Cinco pinturas vêm dos Estados Unidos, e quatro delas se encontram distantes do circuito turístico - só uma, Concerto, vem de Nova York. É, aliás, a única tela que não estará na prorrogação. Algumas obras, ainda, são de coleções privadas, caso do Ecce Homo, fora da Itália desde o século XVII. Antes de ser atribuído ao italiano, em 2021, o quadro por pouco não foi a leilão com lance inicial de R$ 9.500,00. Como referência, os valores de seguro de uma obra de Caravaggio, segundo Salomon, chegam a US$ 250 milhões.
No teto de um espaço particular, o Casino di Villa Boncompagni Ludovisi, está o único afresco de Caravaggio, Júpiter, Netuno e Plutão, acessível a visitantes com ingresso da mostra aos sábados e domingos, mediante reserva.
Também privada é a Conversão de Saulo. O quadro foi pintado sobre suporte nobre, uma prancha de cipreste, para a capela Cerasi. Mas a obra atualmente na igreja de Santa Maria del Popolo é uma segunda versão, bem diferente, que Caravaggio fez por motivos jamais esclarecidos. O principal fator de distinção é a carga dramática. Na tela exposta na igreja, Saulo está no chão, os braços para o alto, recebendo a luz que vem dos céus. Ao fundo, um homem aparentemente indiferente segura seu cavalo.

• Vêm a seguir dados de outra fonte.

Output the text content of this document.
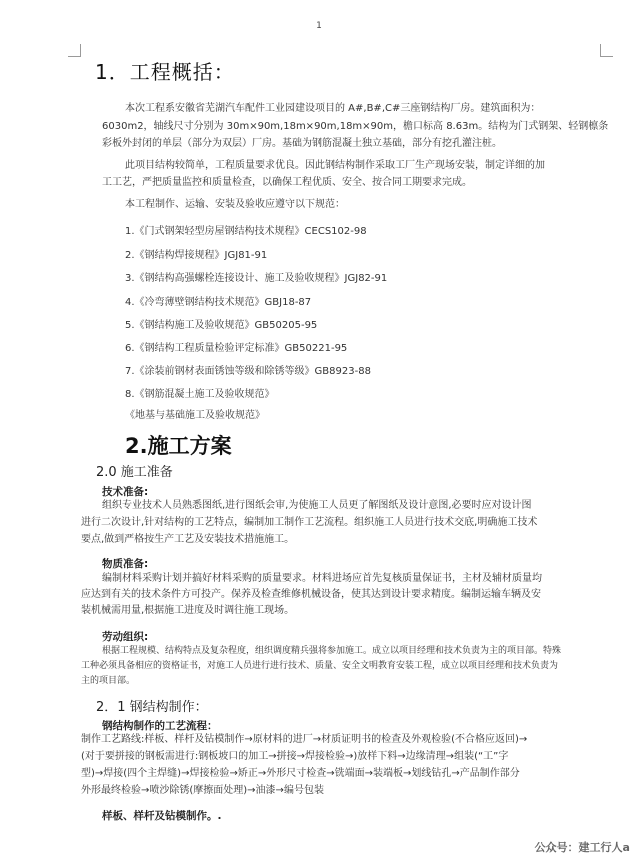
1
1．工程概括：
本次工程系安徽省芜湖汽车配件工业园建设项目的 A#,B#,C#三座钢结构厂房。建筑面积为：
6030m2，轴线尺寸分别为 30m×90m,18m×90m,18m×90m，檐口标高 8.63m。结构为门式钢架、轻钢檩条
彩板外封闭的单层（部分为双层）厂房。基础为钢筋混凝土独立基础，部分有挖孔灌注桩。
此项目结构较简单，工程质量要求优良。因此钢结构制作采取工厂生产现场安装，制定详细的加
工工艺，严把质量监控和质量检查，以确保工程优质、安全、按合同工期要求完成。
本工程制作、运输、安装及验收应遵守以下规范：
1.《门式钢架轻型房屋钢结构技术规程》CECS102-98
2.《钢结构焊接规程》JGJ81-91
3.《钢结构高强螺栓连接设计、施工及验收规程》JGJ82-91
4.《冷弯薄壁钢结构技术规范》GBJ18-87
5.《钢结构施工及验收规范》GB50205-95
6.《钢结构工程质量检验评定标准》GB50221-95
7.《涂装前钢材表面锈蚀等级和除锈等级》GB8923-88
8.《钢筋混凝土施工及验收规范》
《地基与基础施工及验收规范》
2.施工方案
2.0 施工准备
技术准备:
组织专业技术人员熟悉图纸,进行图纸会审,为使施工人员更了解图纸及设计意图,必要时应对设计图
进行二次设计,针对结构的工艺特点，编制加工制作工艺流程。组织施工人员进行技术交底,明确施工技术
要点,做到严格按生产工艺及安装技术措施施工。
物质准备:
编制材料采购计划并搞好材料采购的质量要求。材料进场应首先复核质量保证书，主材及辅材质量均
应达到有关的技术条件方可投产。保养及检查维修机械设备，使其达到设计要求精度。编制运输车辆及安
装机械需用量,根据施工进度及时调往施工现场。
劳动组织:
根据工程规模、结构特点及复杂程度，组织调度精兵强将参加施工。成立以项目经理和技术负责为主的项目部。特殊
工种必须具备相应的资格证书，对施工人员进行进行技术、质量、安全文明教育安装工程，成立以项目经理和技术负责为
主的项目部。
2．1 钢结构制作：
钢结构制作的工艺流程：
制作工艺路线:样板、样杆及钻模制作→原材料的进厂→材质证明书的检查及外观检验(不合格应返回)→
(对于要拼接的钢板需进行:钢板坡口的加工→拼接→焊接检验→)放样下料→边缘清理→组装(“工”字
型)→焊接(四个主焊缝)→焊接检验→矫正→外形尺寸检查→铣端面→装端板→划线钻孔→产品制作部分
外形最终检验→喷沙除锈(摩擦面处理)→油漆→编号包装
样板、样杆及钻模制作。.
公众号：建工行人a
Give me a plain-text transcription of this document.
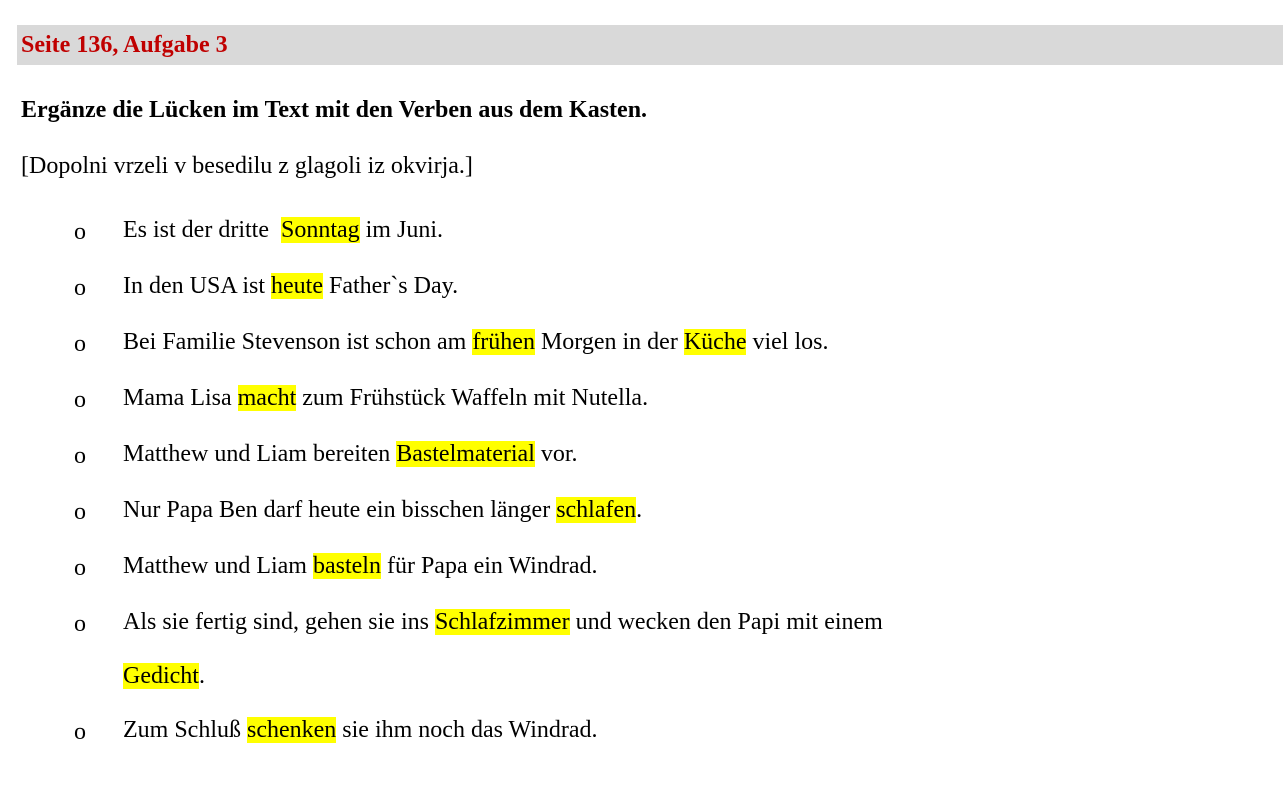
Seite 136, Aufgabe 3
Ergänze die Lücken im Text mit den Verben aus dem Kasten.
[Dopolni vrzeli v besedilu z glagoli iz okvirja.]
o Es ist der dritte  Sonntag im Juni.
o In den USA ist heute Father`s Day.
o Bei Familie Stevenson ist schon am frühen Morgen in der Küche viel los.
o Mama Lisa macht zum Frühstück Waffeln mit Nutella.
o Matthew und Liam bereiten Bastelmaterial vor.
o Nur Papa Ben darf heute ein bisschen länger schlafen.
o Matthew und Liam basteln für Papa ein Windrad.
o Als sie fertig sind, gehen sie ins Schlafzimmer und wecken den Papi mit einem
Gedicht.
o Zum Schluß schenken sie ihm noch das Windrad.
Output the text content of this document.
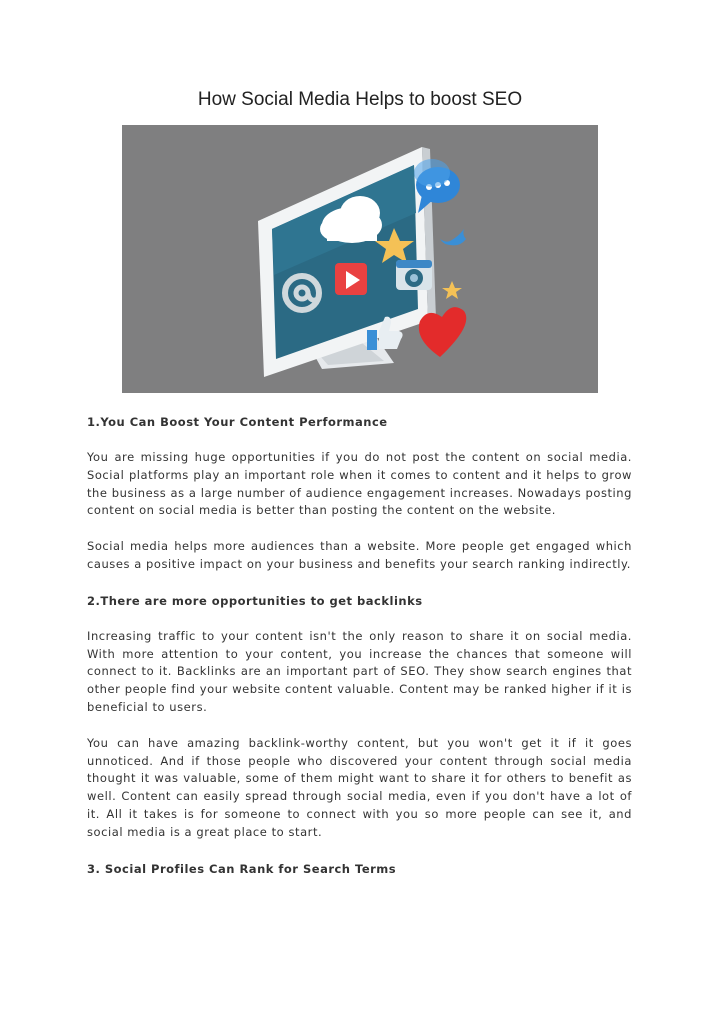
How Social Media Helps to boost SEO
1.You Can Boost Your Content Performance

You are missing huge opportunities if you do not post the content on social media. Social platforms play an important role when it comes to content and it helps to grow the business as a large number of audience engagement increases. Nowadays posting content on social media is better than posting the content on the website.

Social media helps more audiences than a website. More people get engaged which causes a positive impact on your business and benefits your search ranking indirectly.

2.There are more opportunities to get backlinks

Increasing traffic to your content isn't the only reason to share it on social media. With more attention to your content, you increase the chances that someone will connect to it. Backlinks are an important part of SEO. They show search engines that other people find your website content valuable. Content may be ranked higher if it is beneficial to users.

You can have amazing backlink-worthy content, but you won't get it if it goes unnoticed. And if those people who discovered your content through social media thought it was valuable, some of them might want to share it for others to benefit as well. Content can easily spread through social media, even if you don't have a lot of it. All it takes is for someone to connect with you so more people can see it, and social media is a great place to start.

3. Social Profiles Can Rank for Search Terms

No quadro da mostra, não temos só a iluminação divina, mas o próprio Cristo, amparado por um anjo. A luz banha a cena em diagonal, cegando Saulo, que cobre o rosto com as mãos. Ao fundo, há um cavalo e um soldado armado, ambos espantados.
Essa é uma obra que deixa clara a marca à qual Thomas Clement Salomon atribui a atualidade do artista. Se ele consegue capturar a fragmentária atenção contemporânea, opina ele, isso tem a ver com o fato de que pintava o real. Em primeiro lugar, porque usava modelos verdadeiros - entre os quais ele próprio, autorretratado em várias telas, amigos e outras pessoas de seu círculo, que fazem as vezes de deuses mitológicos e personagens bíblicas. Porém, além de não pintar "figuras idealizadas", o que ele realiza também não são "retratos estáticos". Em suas telas, temos cenas colhidas "no ápice do drama".
A Conversão de Saulo é só um exemplo. Salomon, o curador, lista outros, como o Martírio de Santa Úrsula, no qual vemos a vítima recém-flechada em choque, olhando o peito ferido. Ou Judite e Holofernes, em que a viúva sedutora surge em plena decapitação do general assírio; tensa, a velha criada espera para colher a cabeça. "É fotográfico. Não há nada que não seja real nas pinturas de Caravaggio, ou quase."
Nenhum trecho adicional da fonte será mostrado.